Spoofing technology is unfortunately cheap and widely available. As a result, anyone with a smartphone can be a victim — though the scam works just as well on landlines.

What to Do to Protect Yourself

The Truth in Caller ID Act of 2009 prohibits anyone in the U.S. from “knowingly transmit[ting] misleading or inaccurate caller identification information with the intent to defraud, cause harm or wrongfully obtain anything of value….” The act also includes penalties of as much as $10,000 per violation, and related FCC rules note that telemarketers are supposed to display an accurate phone number that can be called during regular business hours.

That all sounds good, but… there are a couple of problems with this scenario as it plays out in the real world. The nature of phone spoofing can make it tricky to figure out who actually made the call in the first place. Moreover, many of the perpetrators are based outside the U.S., effectively placing them beyond the reach of the law. While there has been an attempt to enact an updated version that expands the law’s reach to include calls made to recipients in the U.S. from outside the U.S., it’s naturally moving at the speed of Congress. And, of course, enforcement of that law against telemarketers, etc. based overseas will present an additional hurdle.

Another issue to consider: The FCC tends to view the recipient of the call as the primary victim of a phone spoofing scam. Consequently, “the intent to defraud, cause harm, or wrongfully obtain anything of value” noted in the Truth in Caller ID Act focuses on actions taken against the recipient of the call (as opposed to real owner of the number in question).

In a somewhat related matter, in late 2013 the Federal Trade Commission (FTC) decided not to amend its Telemarketing Sales Rule to address caller ID spoofing because it didn’t believe that the proposed changes would have any effect on the problem.

As you may have guessed by now, stopping this isn’t easy. It’s fairly difficult – if not impossible – to completely eliminate the risk of having your number used in a caller ID spoofing scam. One step you can take to decrease the likelihood is to reduce the number of places in which your phone number can be found online. In effect, don’t give out your number unless you have to. This includes web contests and other online forms. And if it is required for an online purchase, don’t save that information for next time. That way it – and your credit card details – won’t be there to steal if an intruder subsequently breaks into the retailer’s network.

What to Do if It Does Happen to You?

For starters, you can file a complaint with the FCC.

But, although it’s unlikely that the information on your smartphone itself has been compromised (unless there is an additional, unrelated intrusion), your realistic options are unfortunately somewhat limited once your number is used as part of a spoofing scam.

1)    You can block incoming calls, leave a message explaining what happened and, in effect, hope it stops before too long; or

2)    You can change your number. Of course, that also means notifying friends, family and professional contacts (and perhaps changing your business cards, too).

If you don’t feel safe, you can also take the extra step of changing your passwords (which is never a bad idea).

And if you would like more information, you can check out the FCC’s Caller ID and Spoofing page.

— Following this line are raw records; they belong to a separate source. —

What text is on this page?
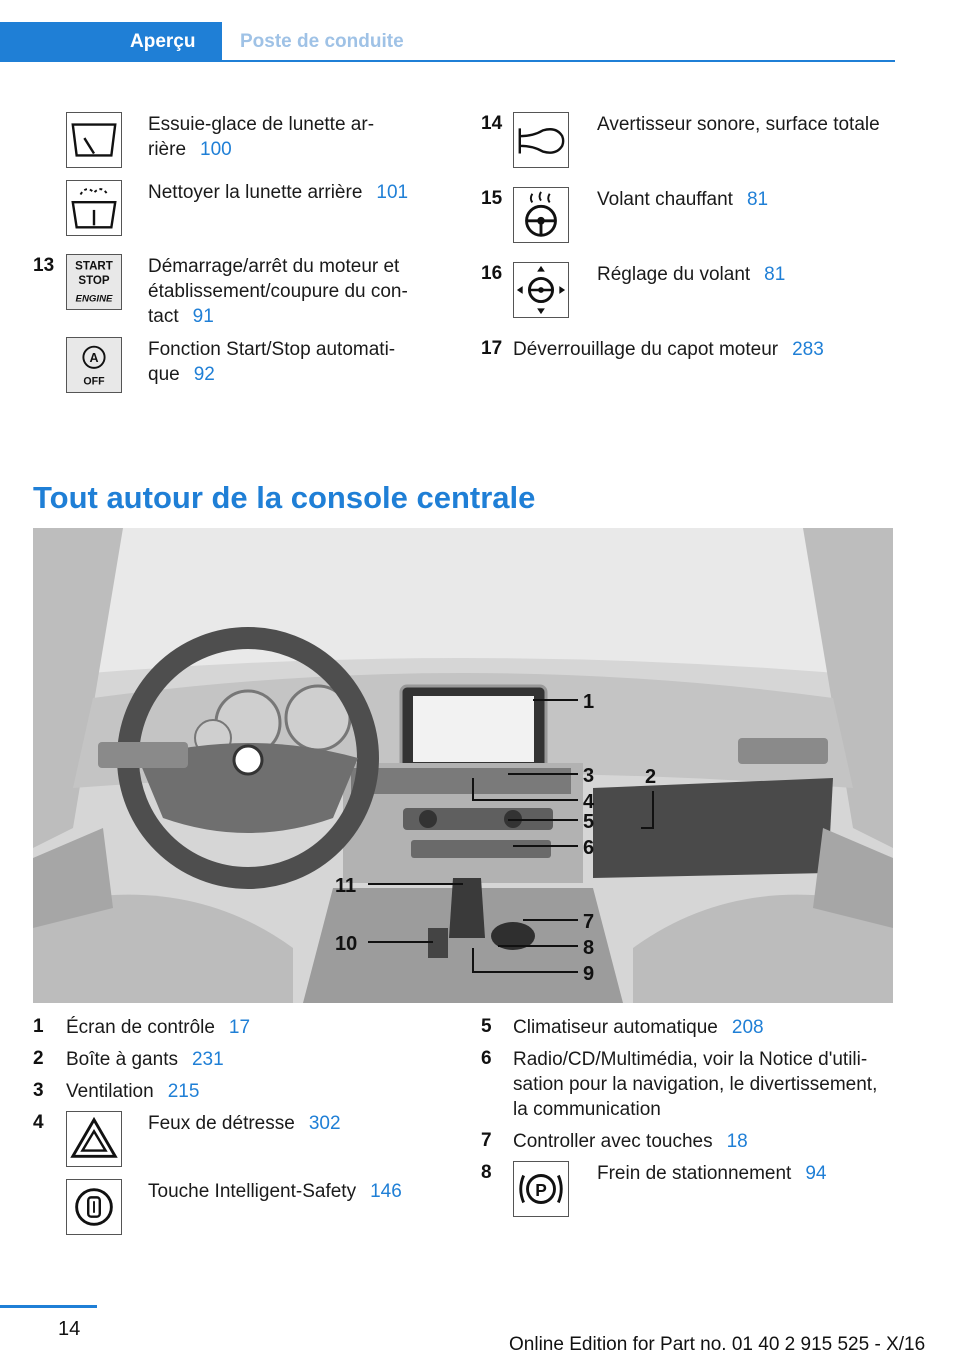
Aperçu Poste de conduite
Essuie-glace de lunette ar-
rière 100
Nettoyer la lunette arrière 101
13 START
STOP
ENGINE
Démarrage/arrêt du moteur et
établissement/coupure du con-
tact 91
A
OFF
Fonction Start/Stop automati-
que 92
14	Avertisseur sonore, surface totale
15	Volant chauffant 81
16	Réglage du volant 81
17 Déverrouillage du capot moteur 283
Tout autour de la console centrale
1
2
3
4
5
6
7
8
9
10
11
1 Écran de contrôle 17
2 Boîte à gants 231
3 Ventilation 215
4	Feux de détresse 302
Touche Intelligent-Safety 146
5 Climatiseur automatique 208
6 Radio/CD/Multimédia, voir la Notice d'utili-
sation pour la navigation, le divertissement,
la communication
7 Controller avec touches 18
8
P
Frein de stationnement 94
14
Online Edition for Part no. 01 40 2 915 525 - X/16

The silver lining here is that phone spoofing doesn’t equate to your phone – or the data on it – being accessed by someone else. Of course, that doesn’t make it any less annoying or disconcerting if it happens to you.

Happy Ending

In the case of the spoofing against the ITL executive, the system worked as well as possible. The authorities, working with the carrier, tracked the spoofing back to a scam artist in Germany, and an arrest was made.